Этого отца Жанны все здесь раздражало. И то, что юбилей не в Доме культуры, и что столы поставлены из квартиры в квартиру через лестничную площадку, и что работали все кухни всех четырех квартир этажа, со случайными для юбилея пестрыми жильцами, и что спускающиеся по лестнице, и поднимающиеся, и вовсе посторонние жильцы задерживались на площадке по разным поводам покалякать, и что когда калякаешь, то неизвестно с кем — ни чина, ни звания, ни профессии, а только возраст, пол и толщина — как в бане.

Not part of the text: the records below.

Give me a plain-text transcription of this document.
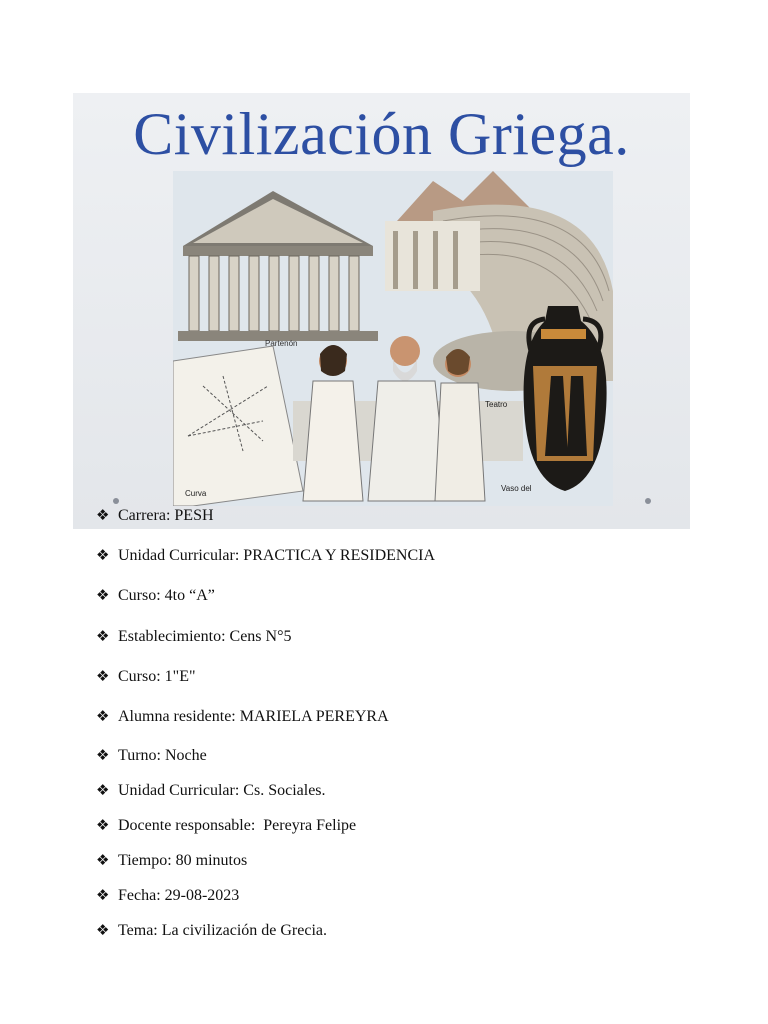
Civilización Griega.
Partenón
Curva
Teatro
Vaso del
❖ Carrera: PESH
❖ Unidad Curricular: PRACTICA Y RESIDENCIA
❖ Curso: 4to “A”
❖ Establecimiento: Cens N°5
❖ Curso: 1"E"
❖ Alumna residente: MARIELA PEREYRA
❖ Turno: Noche
❖ Unidad Curricular: Cs. Sociales.
❖ Docente responsable:  Pereyra Felipe
❖ Tiempo: 80 minutos
❖ Fecha: 29-08-2023
❖ Tema: La civilización de Grecia.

И еще раздражала экология — праздничные сигареты с фильтром и «беломоры» были давно выкурены, и дым от махорки, пачечной, «моршанской», стоял такой, что тунгусский метеорит в нем бы плавал, и землю бы и небо не поджигал, и не вызывал споров.
Он выглядел, как метрополитен в коровнике, — этот отец Жанны. Напряженное высокомерие, волосы рыжие с сединой, и губы сиреневые. В этой сутолоке он как бы представлял порядок и, может быть, даже самое Науку, которую, ему казалось, этот махорочный туман отрицает…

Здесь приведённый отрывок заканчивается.